Many physicians and health policy analysts agree that improving care and reducing medical costs requires greater integration between primary care and subspecialist physicians, but the right pathway appears to remain far off.
The results of new delivery models are mixed, according to physicians and health analysts on a recent panel hosted by the Brookings Institution(www.brookings.edu) to discuss various health care models, such as integrated health systems and accountable care organizations (ACOs), and their likelihood to improve patient care and reduce costs.
The consequences of failing to integrate care, especially for patients with multiple ailments, are clear. For instance, hospital admission rates increase by 50 percent when a patient has a social or psychological problem, according to Carlos Hernandez, M.D., president of WellMed Medical Group, which has clinics in Texas and Florida.
"Social, psychiatric and medical," Hernandez said during the forum. "Those three are what integrated care is all about."
Hernandez also pointed to models such as the Peers for Progress diabetes program as an example of how integration can improve health outcomes. In the Indian state of Kerala, he said, about 20 percent of the population is affected by diabetes. A total of 500 patients participated in the peer program, which led to a slight improvement in care compared with traditional treatment protocols.
- Physicians and health analysts discussed integrated health care models at a recent forum hosted by the Brookings Institution.
- The panelists discussed the desire to move away from fee-for-service payment but noted challenges in adopting other payment models.
- Although panelists praised Medicare Advantage for its success, they said accountable care organization results have been mixed.
Hernandez said physicians in the program work with patients to accomplish reasonable goals, such as walking to the mailbox or eating one piece of bread instead of two. Hernandez said it is often best for a diabetes patient to listen to someone who already has the disease instead of receiving a medical explanation from a physician.
"You can't just say, 'Lose 50 pounds and come back in three months,'" Hernandez said. "You need to make sure the patient understands the complexity of the disease."
It's worth noting that discussions about integrated care typically touch on moving away from fee-for-service payments, the model most physicians rely on.
"Fee-for-service is alive and well," said Brent Asplin, M.D., M.P.H., chief clinical officer for Mercy Health, Ohio's largest health system. "There is no perfect reimbursement model. Global and bundled payments have their downside."
Asplin said investment in primary care is critical but cautioned that making a full transition to new payment models is difficult when large health systems such as Mercy Health continue to rely on fee-for-service for 90 percent of their revenue.

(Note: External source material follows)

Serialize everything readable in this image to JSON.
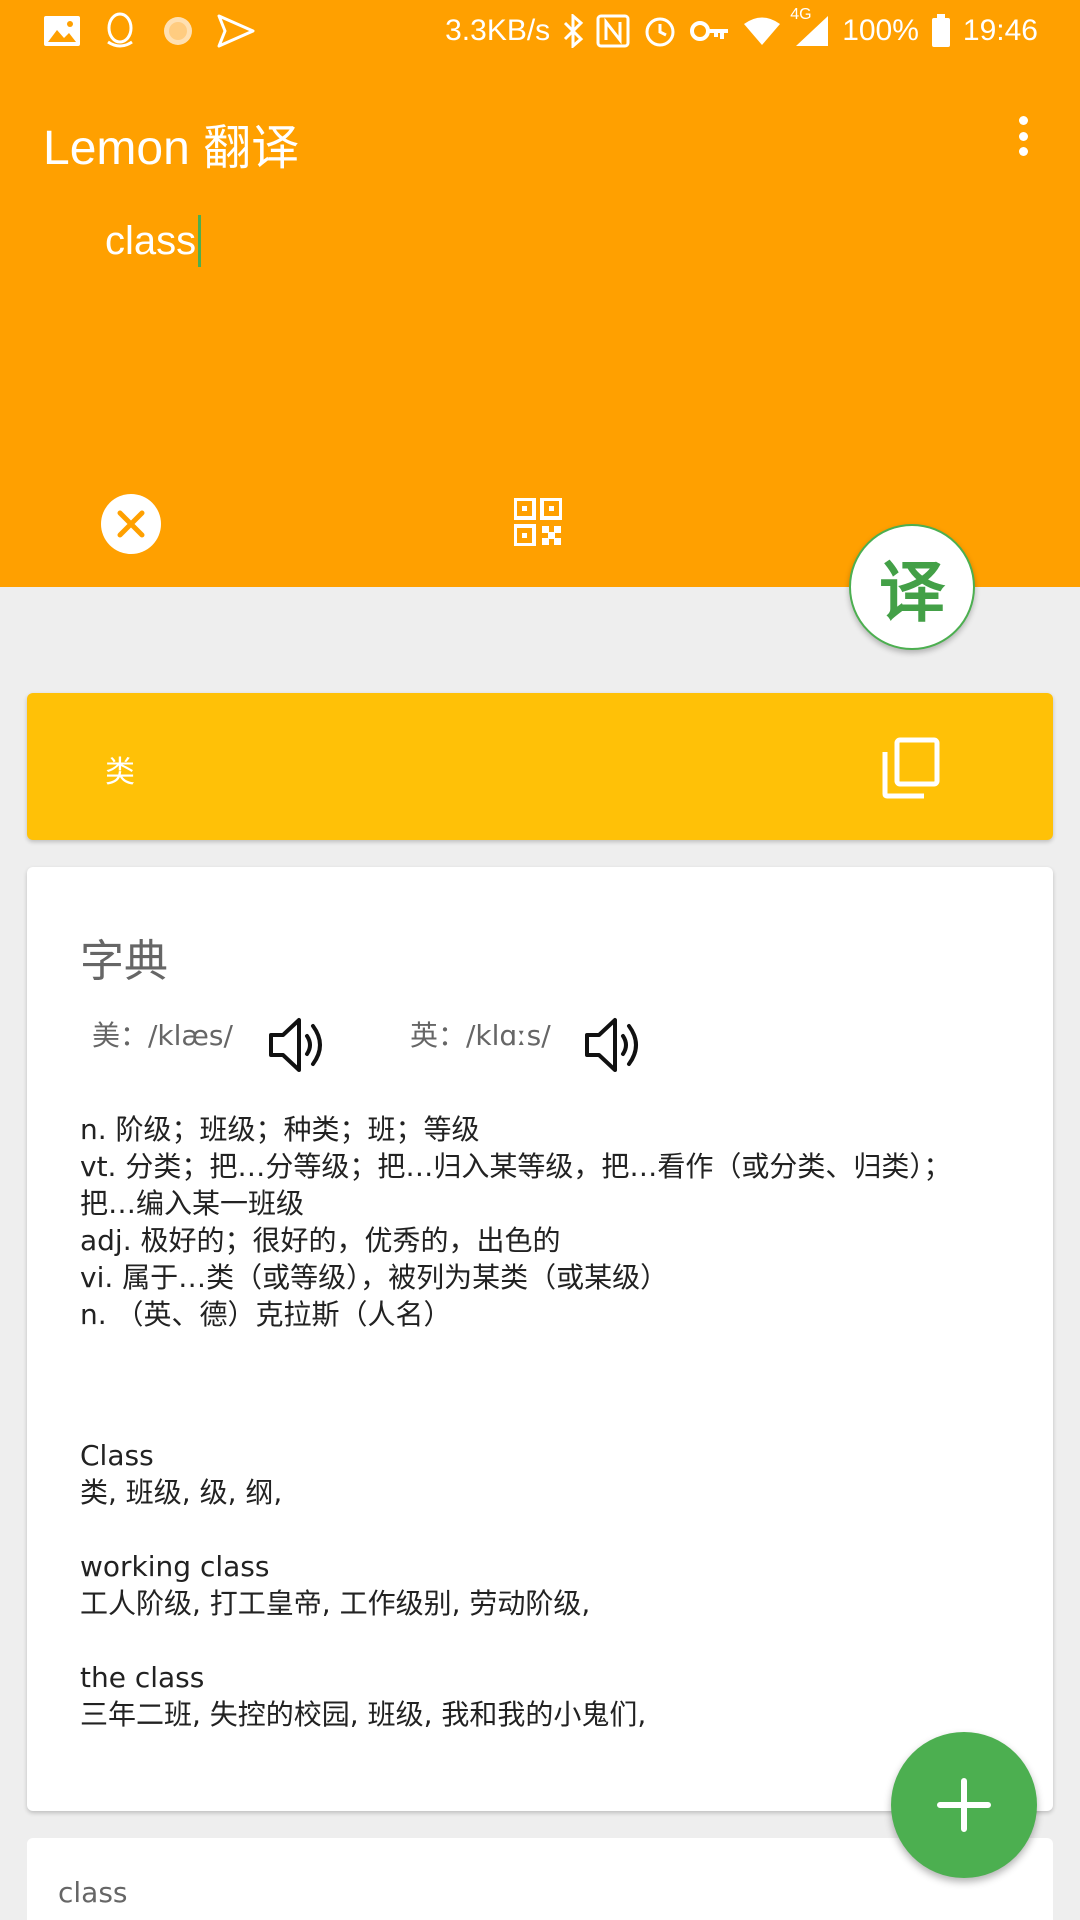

"If only 10 percent of your revenue is coming from global payments or bundled payments, it's a challenge to invest in them," he said.

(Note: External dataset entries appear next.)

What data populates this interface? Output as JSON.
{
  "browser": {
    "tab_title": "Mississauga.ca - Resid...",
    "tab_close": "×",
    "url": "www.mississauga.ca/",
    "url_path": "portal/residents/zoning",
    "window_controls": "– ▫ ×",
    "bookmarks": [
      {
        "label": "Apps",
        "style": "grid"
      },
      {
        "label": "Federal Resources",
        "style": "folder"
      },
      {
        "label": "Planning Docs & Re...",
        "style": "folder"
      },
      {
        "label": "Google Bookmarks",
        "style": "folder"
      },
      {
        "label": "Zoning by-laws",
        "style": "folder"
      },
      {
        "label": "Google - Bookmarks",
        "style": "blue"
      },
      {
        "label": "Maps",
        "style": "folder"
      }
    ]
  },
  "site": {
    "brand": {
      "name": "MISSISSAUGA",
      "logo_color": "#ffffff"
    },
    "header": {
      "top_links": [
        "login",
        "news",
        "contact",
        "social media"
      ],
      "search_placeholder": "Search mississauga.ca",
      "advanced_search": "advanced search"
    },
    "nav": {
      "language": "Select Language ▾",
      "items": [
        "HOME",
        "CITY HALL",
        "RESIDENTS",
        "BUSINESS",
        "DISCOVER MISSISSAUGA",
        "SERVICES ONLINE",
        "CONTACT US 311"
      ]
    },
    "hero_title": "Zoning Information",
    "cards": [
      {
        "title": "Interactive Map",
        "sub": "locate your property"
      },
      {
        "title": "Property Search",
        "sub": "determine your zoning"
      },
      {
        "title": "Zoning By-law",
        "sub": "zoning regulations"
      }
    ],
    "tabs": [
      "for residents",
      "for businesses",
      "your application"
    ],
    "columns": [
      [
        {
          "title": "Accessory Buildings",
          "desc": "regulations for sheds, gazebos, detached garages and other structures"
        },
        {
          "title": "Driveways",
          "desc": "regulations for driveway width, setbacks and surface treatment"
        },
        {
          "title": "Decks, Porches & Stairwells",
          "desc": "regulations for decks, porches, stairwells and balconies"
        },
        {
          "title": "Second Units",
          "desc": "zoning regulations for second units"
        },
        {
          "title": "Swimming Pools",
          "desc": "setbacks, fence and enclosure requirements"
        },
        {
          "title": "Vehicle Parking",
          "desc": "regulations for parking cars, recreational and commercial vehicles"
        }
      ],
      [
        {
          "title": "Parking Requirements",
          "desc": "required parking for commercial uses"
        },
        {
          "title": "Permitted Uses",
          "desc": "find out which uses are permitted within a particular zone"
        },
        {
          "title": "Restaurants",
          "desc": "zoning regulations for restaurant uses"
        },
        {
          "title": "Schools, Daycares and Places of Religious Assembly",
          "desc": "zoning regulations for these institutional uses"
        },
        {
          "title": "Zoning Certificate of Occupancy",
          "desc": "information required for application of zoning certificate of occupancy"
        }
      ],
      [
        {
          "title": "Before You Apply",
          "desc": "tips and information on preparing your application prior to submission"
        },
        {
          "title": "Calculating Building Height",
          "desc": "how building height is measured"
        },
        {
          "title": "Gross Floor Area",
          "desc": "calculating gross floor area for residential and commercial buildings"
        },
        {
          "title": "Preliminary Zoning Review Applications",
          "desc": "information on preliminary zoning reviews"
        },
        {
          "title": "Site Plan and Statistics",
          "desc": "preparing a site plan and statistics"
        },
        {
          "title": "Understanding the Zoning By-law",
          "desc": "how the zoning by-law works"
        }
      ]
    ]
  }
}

Citing a recent study(www.nasi.org) by the National Academy of Social Insurance, Thomas Miller, J.D., a resident fellow at the American Enterprise Institute, said the findings indicated that integrated care between hospitals and physicians at large not-for-profit health institutions is not demonstrating savings. He said it is important to separate the high-performing practices and institutions from the poor performers.
According to Miller, Medicare Advantage has performed better than expected, while results for ACOs have been mixed in part because patients can drop out of them without even knowing they were in an ACO.
However, continued cuts to Medicare Advantage by CMS, including a planned 1 percent cut for 2016, have forced many seniors to seek other insurance coverage. Seniors in the program also face higher premiums and greater out-of-pocket expenses for 2015, according to a study(kff.org) by the Kaiser Family Foundation.
Another potential benefit of integrated care is that prevention efforts might increase with greater institutional resources. Asplin said wellness programs are effective for overall population management but are not as important as improving care delivery. Given the existing demands on a primary care physician's time, discussing prevention methods at length with one patient would limit time with others.
Each of the panelists was asked where the health care field might be in three years in terms of quality improvements. Hernandez was skeptical that new ACOs such as the Next Generation model will change outcomes or reduce costs as long as patients have the freedom to choose any primary care physician or subspecialist.
"If you can go to any doctor or specialist, it will lead to the same result," he said. "I don't think we'll see any difference three years from now."
The panelists mentioned the importance of continuing to invest in primary care and the need to increase the number of medical students who enter the field. With the average primary care physician being 50 years old, Hernandez said the ranks could decline unless something is done to reverse the trend.
"We are at a crossroads," Hernandez said. "Most young graduates opt to do something else. We have to incentivize medical school graduates to enter primary care."